The ‘Hotspot approach’ and the Relocation schemes: essential features
As part of a package of ‘immediate actions’ to counter the unfolding crisis, the Commission announced a series of measures in May 2015, including the ‘hotspot approach’ and ‘relocation measures’. Both were endorsed by the European Council – nota bene in the perspective of ‘better contain[ing] the growing flows of illegal migration’ inter alia through the ‘reinforcement of the management of the Union’s external border’.

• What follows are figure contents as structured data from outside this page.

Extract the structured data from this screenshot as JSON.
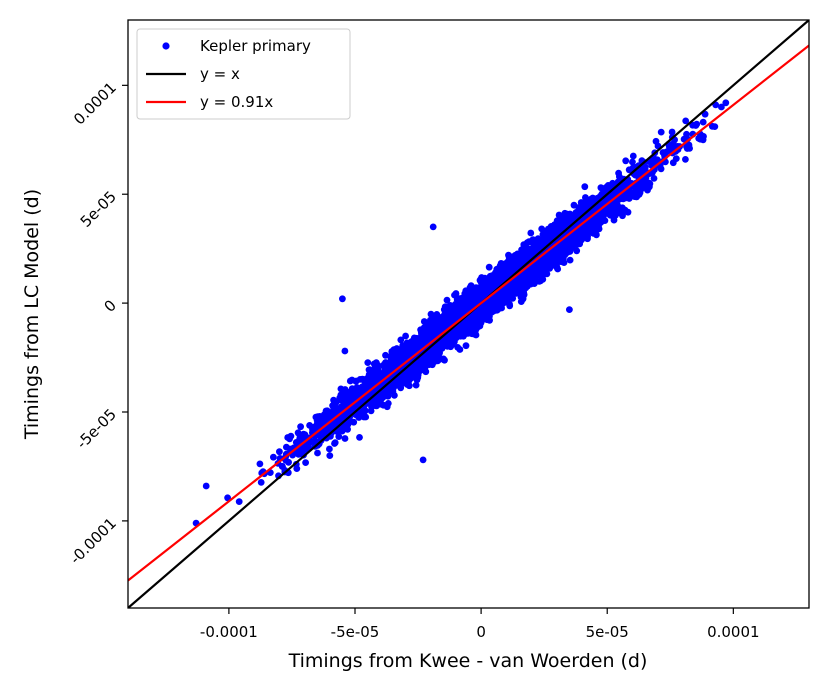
{
  "chart_data": {
    "type": "scatter",
    "title": "",
    "xlabel": "Timings from Kwee - van Woerden (d)",
    "ylabel": "Timings from LC Model (d)",
    "xlim": [
      -0.00014,
      0.00013
    ],
    "ylim": [
      -0.00014,
      0.00013
    ],
    "xticks": [
      -0.0001,
      -5e-05,
      0,
      5e-05,
      0.0001
    ],
    "xtick_labels": [
      "-0.0001",
      "-5e-05",
      "0",
      "5e-05",
      "0.0001"
    ],
    "yticks": [
      -0.0001,
      -5e-05,
      0,
      5e-05,
      0.0001
    ],
    "ytick_labels": [
      "-0.0001",
      "-5e-05",
      "0",
      "5e-05",
      "0.0001"
    ],
    "grid": false,
    "legend_position": "top-left",
    "series": [
      {
        "name": "Kepler primary",
        "kind": "scatter",
        "color": "#0000ff",
        "approx_point_count": 6000,
        "slope": 0.91,
        "scatter_std": 4.3e-06,
        "x_range": [
          -0.000115,
          9.8e-05
        ],
        "outliers": [
          [
            -5.5e-05,
            2e-06
          ],
          [
            -5.4e-05,
            -2.2e-05
          ],
          [
            -1.9e-05,
            3.5e-05
          ],
          [
            -2.3e-05,
            -7.2e-05
          ],
          [
            3.5e-05,
            -3e-06
          ],
          [
            9.7e-05,
            9.2e-05
          ],
          [
            9.3e-05,
            9.1e-05
          ],
          [
            -0.000113,
            -0.000101
          ],
          [
            -0.000109,
            -8.4e-05
          ],
          [
            -6e-05,
            -7e-05
          ],
          [
            8.1e-05,
            6.6e-05
          ],
          [
            8.8e-05,
            7.5e-05
          ]
        ]
      },
      {
        "name": "y = x",
        "kind": "line",
        "color": "#000000",
        "slope": 1.0
      },
      {
        "name": "y = 0.91x",
        "kind": "line",
        "color": "#ff0000",
        "slope": 0.91
      }
    ]
  }
}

In the European Agenda on Migration, hotspots were presented as an initiative to ‘assist’ frontline states ‘to swiftly identify, register and fingerprint incoming migrants’ – or more enticingly as ‘comprehensive and targeted support by the EU Agencies to frontline Member States’. As per the official definition of the Commission, a “Hotspot” is a section of external borders characterized by “specific and disproportionate migratory pressure, consisting of mixed migratory flows”. The “hotspot approach” means that EU Agencies intervene there in a coordinated manner through “Migration Management Support Teams”, relying essentially on personnel and equipment to be made available by other Member States.
Subject to arrangements to be made on a case-by-case basis, the support that may be provided includes the identification, registration, and removal of apprehended migrants (FRONTEX); the registration of asylum claims, the preparation of files, and the relocation of claimants (EASO); the investigation and prosecution of crimes (EUROPOL and EUROJUST). Not included in this “comprehensive and targeted support” are the reception of claimants and the processing of claims. Returns also remain essentially in the hands (and on the budget) of the host state despite some funding and assistance being available from the EU. The host state must finally submit a “roadmap” setting out “complementary measures” to be adopted to manage the situation (e.g. building reception facilities).

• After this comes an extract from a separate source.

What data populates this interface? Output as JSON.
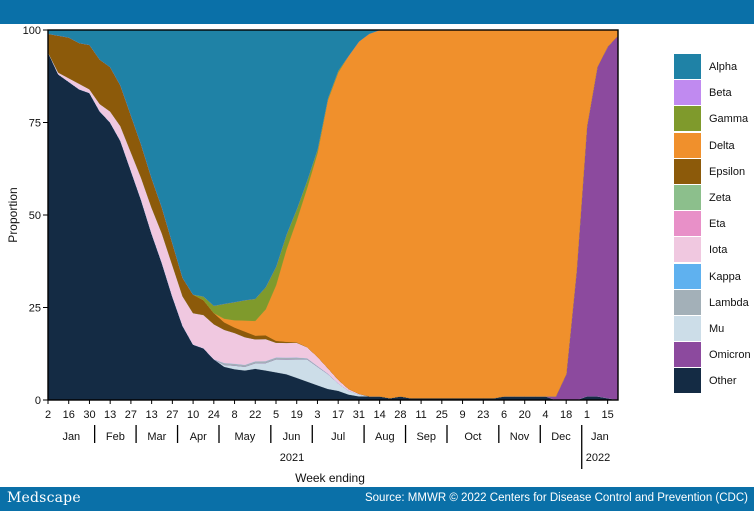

On the whole, notwithstanding the “assistance” rhetoric, hotspots are clearly designed to shift back on frontline states all the responsibilities they (theoretically) shoulder under current EU legislation: to identify migrants, to provide first reception, to identify and return those who do not claim protection, and to channel those who do so towards asylum procedures in the responsible state – in most cases, none other than the frontline state itself.

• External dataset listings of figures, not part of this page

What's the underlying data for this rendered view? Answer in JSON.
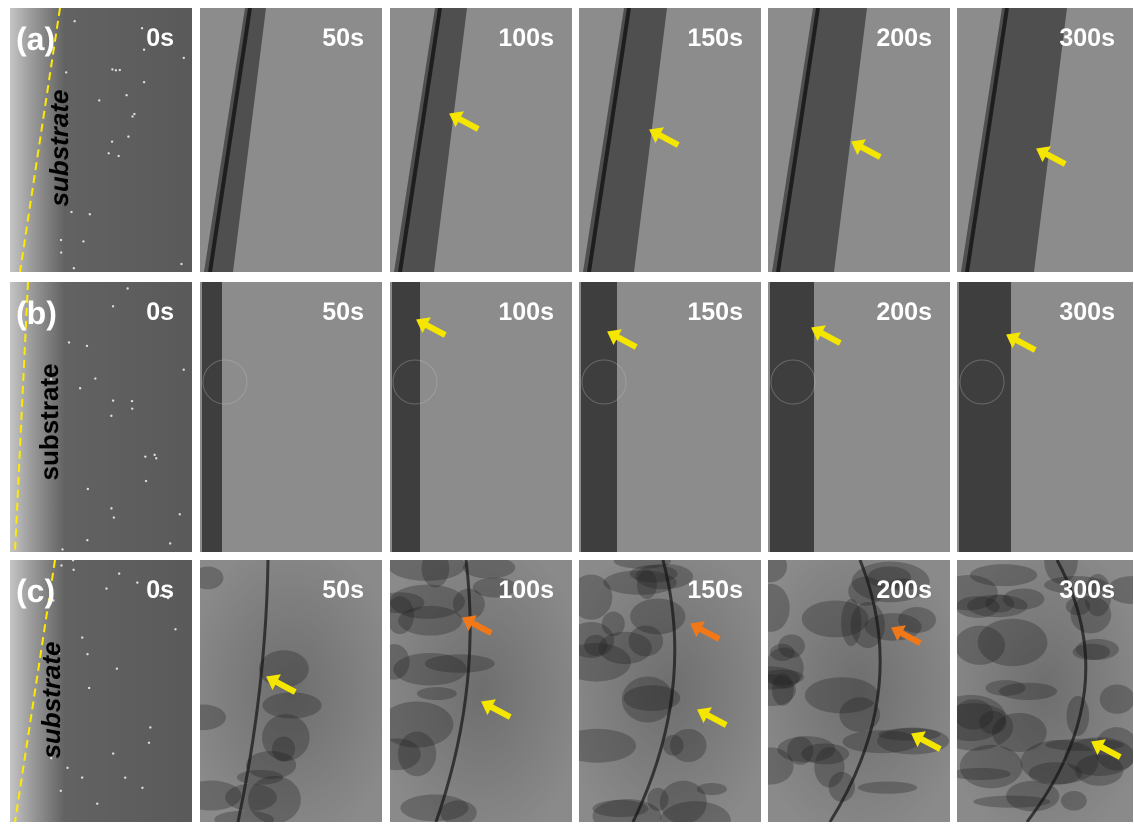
{
  "rows": [
    {
      "label": "(a)",
      "substrate": "substrate",
      "times": [
        "0s",
        "50s",
        "100s",
        "150s",
        "200s",
        "300s"
      ]
    },
    {
      "label": "(b)",
      "substrate": "substrate",
      "times": [
        "0s",
        "50s",
        "100s",
        "150s",
        "200s",
        "300s"
      ]
    },
    {
      "label": "(c)",
      "substrate": "substrate",
      "times": [
        "0s",
        "50s",
        "100s",
        "150s",
        "200s",
        "300s"
      ]
    }
  ]
}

This is where temporary relocation schemes come in. Established by the two Decisions of 14 and 22 September 2015 as temporary emergency measures under Art. 78(3) TFEU, relocation schemes constitute a derogation from Dublin: until September 2017, the responsibility for a number of applications (66,400 from Greece and 39,500 from Italy) should be transferred to other Member States. In conformity with the goal of the scheme – re-establishing EURODAC/Dublin “normality” in frontline states – applicants may only be relocated after applying for protection there, being properly fingerprinted, and after the responsibility of Italy and Greece under Dublin has been established (Art. 3(1) and 5(5) relocation Decisions). Furthermore, only applicants “in clear need of international protection” are eligible, i.e. those who possess a nationality for which the EU-wide recognition rate at 1st instance is 75% or higher (Art. 3(2) relocation Decisions). Very much in the Dublin tradition, the persons to be relocated have no right to choose the relocation state or to refuse relocation as such.
The policy link with the “Hotspot approach” is made explicit in Articles 7 and 8 of the relocation Decisions: relocation is to be accompanied by “increased operational support”, and may be suspended should the beneficiary state fail to comply with its “Hotspot roadmap”.